Inhalation exposure study of titanium dioxide nanoparticles with a primary particle size of 2 to 5 nm

Abstract

Background: Nanotechnology offers great promise in many industrial applications. However, little is known about the health effects of manufactured nanoparticles, the building blocks of nanomaterials.

Objectives: Titanium dioxide (TiO(2)) nanoparticles with a primary size of 2-5 nm have not been studied previously in inhalation exposure models and represent some of the smallest manufactured nanoparticles. The purpose of this study was to assess the toxicity of these nanoparticles using a murine model of lung inflammation and injury.

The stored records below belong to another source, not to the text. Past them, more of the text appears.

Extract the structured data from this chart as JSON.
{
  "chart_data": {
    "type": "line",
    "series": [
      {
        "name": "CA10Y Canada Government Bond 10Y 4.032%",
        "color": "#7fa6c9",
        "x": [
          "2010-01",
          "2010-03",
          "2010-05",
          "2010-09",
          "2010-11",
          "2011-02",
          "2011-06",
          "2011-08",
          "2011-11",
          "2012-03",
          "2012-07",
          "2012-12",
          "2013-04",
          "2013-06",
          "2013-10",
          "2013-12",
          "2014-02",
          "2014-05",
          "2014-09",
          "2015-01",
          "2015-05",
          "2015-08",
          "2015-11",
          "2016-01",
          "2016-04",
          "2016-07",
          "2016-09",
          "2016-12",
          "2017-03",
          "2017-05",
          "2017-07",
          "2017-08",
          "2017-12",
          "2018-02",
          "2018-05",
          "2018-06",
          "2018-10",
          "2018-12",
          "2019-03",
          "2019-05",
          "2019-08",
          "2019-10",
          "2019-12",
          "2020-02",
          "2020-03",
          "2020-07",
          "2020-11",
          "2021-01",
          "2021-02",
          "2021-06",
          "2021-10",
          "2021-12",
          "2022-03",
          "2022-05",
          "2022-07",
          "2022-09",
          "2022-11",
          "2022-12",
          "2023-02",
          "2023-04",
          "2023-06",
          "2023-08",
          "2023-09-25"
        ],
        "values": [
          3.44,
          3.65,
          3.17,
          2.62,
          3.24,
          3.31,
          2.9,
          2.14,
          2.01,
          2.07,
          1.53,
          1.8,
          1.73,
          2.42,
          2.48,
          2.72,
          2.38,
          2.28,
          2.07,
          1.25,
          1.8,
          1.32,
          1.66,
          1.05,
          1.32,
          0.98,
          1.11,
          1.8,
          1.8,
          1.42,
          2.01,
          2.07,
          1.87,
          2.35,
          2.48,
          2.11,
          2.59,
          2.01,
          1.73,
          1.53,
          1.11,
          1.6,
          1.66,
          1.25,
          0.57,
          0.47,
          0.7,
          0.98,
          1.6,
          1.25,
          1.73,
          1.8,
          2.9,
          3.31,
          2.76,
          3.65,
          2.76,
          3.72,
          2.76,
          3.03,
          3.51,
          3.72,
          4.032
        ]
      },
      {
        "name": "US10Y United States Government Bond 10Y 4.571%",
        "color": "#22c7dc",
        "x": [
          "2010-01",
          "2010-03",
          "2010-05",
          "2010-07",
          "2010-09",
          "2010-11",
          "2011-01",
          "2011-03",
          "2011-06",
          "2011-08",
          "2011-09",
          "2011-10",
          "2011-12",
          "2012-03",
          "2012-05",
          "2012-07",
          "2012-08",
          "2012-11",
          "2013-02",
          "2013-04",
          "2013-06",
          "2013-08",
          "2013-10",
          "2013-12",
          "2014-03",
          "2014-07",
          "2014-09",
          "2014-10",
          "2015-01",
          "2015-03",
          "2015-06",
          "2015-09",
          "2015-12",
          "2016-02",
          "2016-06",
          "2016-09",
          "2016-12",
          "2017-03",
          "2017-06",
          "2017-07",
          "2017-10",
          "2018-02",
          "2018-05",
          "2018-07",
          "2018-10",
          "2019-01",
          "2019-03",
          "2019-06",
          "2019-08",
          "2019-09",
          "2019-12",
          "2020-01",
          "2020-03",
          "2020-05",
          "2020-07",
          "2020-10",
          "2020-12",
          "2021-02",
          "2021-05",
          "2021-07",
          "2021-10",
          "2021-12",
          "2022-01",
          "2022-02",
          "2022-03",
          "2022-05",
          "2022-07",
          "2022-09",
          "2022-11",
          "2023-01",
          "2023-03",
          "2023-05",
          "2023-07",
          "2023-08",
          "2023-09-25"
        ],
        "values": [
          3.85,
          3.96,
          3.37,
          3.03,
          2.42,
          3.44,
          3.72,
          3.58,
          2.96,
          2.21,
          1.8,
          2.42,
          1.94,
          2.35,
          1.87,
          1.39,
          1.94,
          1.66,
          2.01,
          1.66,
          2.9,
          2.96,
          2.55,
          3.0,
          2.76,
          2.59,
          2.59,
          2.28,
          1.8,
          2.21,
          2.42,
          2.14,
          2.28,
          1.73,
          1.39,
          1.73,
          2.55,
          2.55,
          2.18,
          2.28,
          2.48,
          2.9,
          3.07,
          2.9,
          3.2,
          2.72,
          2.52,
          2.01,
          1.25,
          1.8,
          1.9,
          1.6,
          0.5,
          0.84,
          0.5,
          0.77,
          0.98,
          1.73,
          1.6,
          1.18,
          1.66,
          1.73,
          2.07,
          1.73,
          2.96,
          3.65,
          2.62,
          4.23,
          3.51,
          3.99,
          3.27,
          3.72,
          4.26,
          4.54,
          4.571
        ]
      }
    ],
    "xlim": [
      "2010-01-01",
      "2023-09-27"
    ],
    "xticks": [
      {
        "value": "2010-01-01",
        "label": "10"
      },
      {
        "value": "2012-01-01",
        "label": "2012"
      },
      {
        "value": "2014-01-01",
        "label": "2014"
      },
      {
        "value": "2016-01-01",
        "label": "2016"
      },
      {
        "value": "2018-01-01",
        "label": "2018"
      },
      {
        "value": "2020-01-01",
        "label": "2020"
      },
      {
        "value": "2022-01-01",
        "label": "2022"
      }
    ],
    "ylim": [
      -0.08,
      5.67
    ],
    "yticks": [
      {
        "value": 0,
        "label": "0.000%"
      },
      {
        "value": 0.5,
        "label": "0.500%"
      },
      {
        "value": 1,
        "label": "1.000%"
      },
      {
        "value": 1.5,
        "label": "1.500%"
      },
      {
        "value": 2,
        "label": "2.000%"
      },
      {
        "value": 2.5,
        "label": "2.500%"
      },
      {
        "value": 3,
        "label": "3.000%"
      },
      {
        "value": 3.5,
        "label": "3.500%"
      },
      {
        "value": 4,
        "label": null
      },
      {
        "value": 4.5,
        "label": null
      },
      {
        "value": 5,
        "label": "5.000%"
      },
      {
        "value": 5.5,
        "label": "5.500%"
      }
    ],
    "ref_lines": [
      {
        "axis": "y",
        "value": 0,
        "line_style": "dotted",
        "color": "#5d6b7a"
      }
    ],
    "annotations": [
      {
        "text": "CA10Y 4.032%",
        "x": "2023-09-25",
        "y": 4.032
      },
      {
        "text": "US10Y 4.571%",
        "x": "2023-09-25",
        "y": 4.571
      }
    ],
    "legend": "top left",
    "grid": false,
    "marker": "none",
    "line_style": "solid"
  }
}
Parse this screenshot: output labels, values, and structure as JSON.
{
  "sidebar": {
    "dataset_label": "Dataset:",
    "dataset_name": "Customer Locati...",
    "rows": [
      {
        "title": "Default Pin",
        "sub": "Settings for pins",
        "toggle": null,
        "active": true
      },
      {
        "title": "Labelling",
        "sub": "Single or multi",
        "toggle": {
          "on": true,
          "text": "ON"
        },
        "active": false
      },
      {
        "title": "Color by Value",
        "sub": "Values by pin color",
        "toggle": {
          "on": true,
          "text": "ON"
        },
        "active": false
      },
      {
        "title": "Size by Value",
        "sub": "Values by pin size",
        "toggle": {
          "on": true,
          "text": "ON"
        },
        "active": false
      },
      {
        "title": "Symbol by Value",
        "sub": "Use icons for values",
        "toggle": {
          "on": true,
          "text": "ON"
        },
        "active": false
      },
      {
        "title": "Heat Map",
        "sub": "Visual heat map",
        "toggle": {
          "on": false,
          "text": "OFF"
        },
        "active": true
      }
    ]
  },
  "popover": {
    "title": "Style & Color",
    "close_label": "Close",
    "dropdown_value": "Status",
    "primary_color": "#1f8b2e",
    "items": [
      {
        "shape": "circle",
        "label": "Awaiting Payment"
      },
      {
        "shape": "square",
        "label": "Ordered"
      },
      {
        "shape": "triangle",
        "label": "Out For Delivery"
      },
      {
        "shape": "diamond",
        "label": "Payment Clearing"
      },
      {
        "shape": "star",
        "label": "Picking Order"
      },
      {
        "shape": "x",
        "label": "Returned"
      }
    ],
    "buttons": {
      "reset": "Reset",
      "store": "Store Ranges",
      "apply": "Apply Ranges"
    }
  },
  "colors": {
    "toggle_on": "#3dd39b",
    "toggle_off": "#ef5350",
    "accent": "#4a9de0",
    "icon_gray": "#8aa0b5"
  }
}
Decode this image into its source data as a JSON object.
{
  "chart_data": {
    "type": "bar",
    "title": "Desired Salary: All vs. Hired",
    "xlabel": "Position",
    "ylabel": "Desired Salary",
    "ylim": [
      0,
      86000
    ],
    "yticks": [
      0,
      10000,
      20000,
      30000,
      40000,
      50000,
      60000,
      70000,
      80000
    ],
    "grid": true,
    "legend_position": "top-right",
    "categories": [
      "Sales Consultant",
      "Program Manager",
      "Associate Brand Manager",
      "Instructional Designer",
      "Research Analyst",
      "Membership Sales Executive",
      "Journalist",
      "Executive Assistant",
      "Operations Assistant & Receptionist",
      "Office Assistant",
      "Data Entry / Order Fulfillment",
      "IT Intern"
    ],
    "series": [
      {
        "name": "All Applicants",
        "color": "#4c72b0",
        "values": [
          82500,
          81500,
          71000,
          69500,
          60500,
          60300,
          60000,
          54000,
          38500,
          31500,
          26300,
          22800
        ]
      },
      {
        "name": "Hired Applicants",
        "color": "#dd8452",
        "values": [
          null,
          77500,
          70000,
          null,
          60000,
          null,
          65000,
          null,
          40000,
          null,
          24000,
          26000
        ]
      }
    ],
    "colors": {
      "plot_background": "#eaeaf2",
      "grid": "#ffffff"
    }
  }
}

Materials and methods: The properties of TiO(2) nanoparticles as well as the characteristics of aerosols of these particles were evaluated. Mice were exposed to TiO(2) nanoparticles in a whole-body exposure chamber acutely (4 hr) or subacutely (4 hr/day for 10 days). Toxicity in exposed mice was assessed by enumeration of total and differential cells, determination of total protein, lactate dehydrogenase (LDH) activity and inflammatory cytokines in bronchoalveolar lavage (BAL) fluid. Lungs were also evaluated for histopathologic changes

Results: Mice exposed acutely to 0.77 or 7.22 mg/m(3) nanoparticles demonstrated minimal lung toxicity or inflammation. Mice exposed subacutely (8.88 mg/m(3)) and necropsied immediately and at week 1 or 2 postexposure had higher counts of total cells and alveolar macrophages in the BAL fluid compared with sentinels. However, mice recovered by week 3 postexposure. Other indicators were negative.

Conclusions: Mice subacutely exposed to 2-5 nm TiO(2) nanoparticles showed a significant but moderate inflammatory response among animals at week 0, 1, or 2 after exposure that resolved by week 3 postexposure.

Figure 1

Small whole-body exposure chamber used in these studies for nanoparticle inhalation exposure studies. An aerosol-laden flow stream is generated with a nebulizer. After passing through a dryer the flow stream is sent into the exposure chamber. Nanoparticle concentrations and size distributions are measured using gravimetrical analysis and the SMPS, respectively. A TEM stub placed inside of the exposure chamber is also used for characterization. See ”Materials and Methods” for further details.

Figure 2

TEM images of dispersed (A) and aggregated (B) TiO₂ nanoparticles. Dispersed nanoparticles show a primary nanoparticle size between 2 and 5 nm. For the generated aerosol, the TiO₂ particles aggregate to form larger particles as shown in B.

Figure 3

(A) XPS spectrum in the O(1s) region show the presence of both O atoms and O–H groups on the surface of the TiO₂ nanoparticles. (B) The ATR-FTIR spectrum of TiO₂ nanoparticles under ambient conditions. The absorption bands in the spectrum are associated with the bending, δ(H₂O), and stretching, ν(H₂O), modes of adsorbed water at 1,645 and 3,400 cm⁻¹, respectively. The absorption band below 1,000 cm⁻¹ is due to TiO₂ lattice vibrations.

Figure 4

Number of macrophages, neutrophils and lymphocytes in BAL fluid among acutely (A) and subacutely (B) exposed animals. Values are expressed as mean ± SE. *Significantly different from control group, p < 0.05 (t-test for equal and unequal variances).

Figure 5

Dark field micrographs of lung tissue with H&E staining (A,B) and alveolar macrophages prepared by cytospinning and H&E staining (C,D). (A,C) Sentinels and (B,D) animals subacutely exposed to TiO₂ nanoparticles with a primary particle size of 2–5 nm and necropsied immediately after the last exposure. Arrows point to TiO₂ nanoparticle-laden macrophages.

Figure 6

Dark field micrographs of alveolar macrophages prepared by cytospinning and H&E staining from mice exposed subacutely to TiO₂ nanoparticles and necropsied at weeks 0 (A), 1 (B), 2 (C), and 3 (D) postexposure.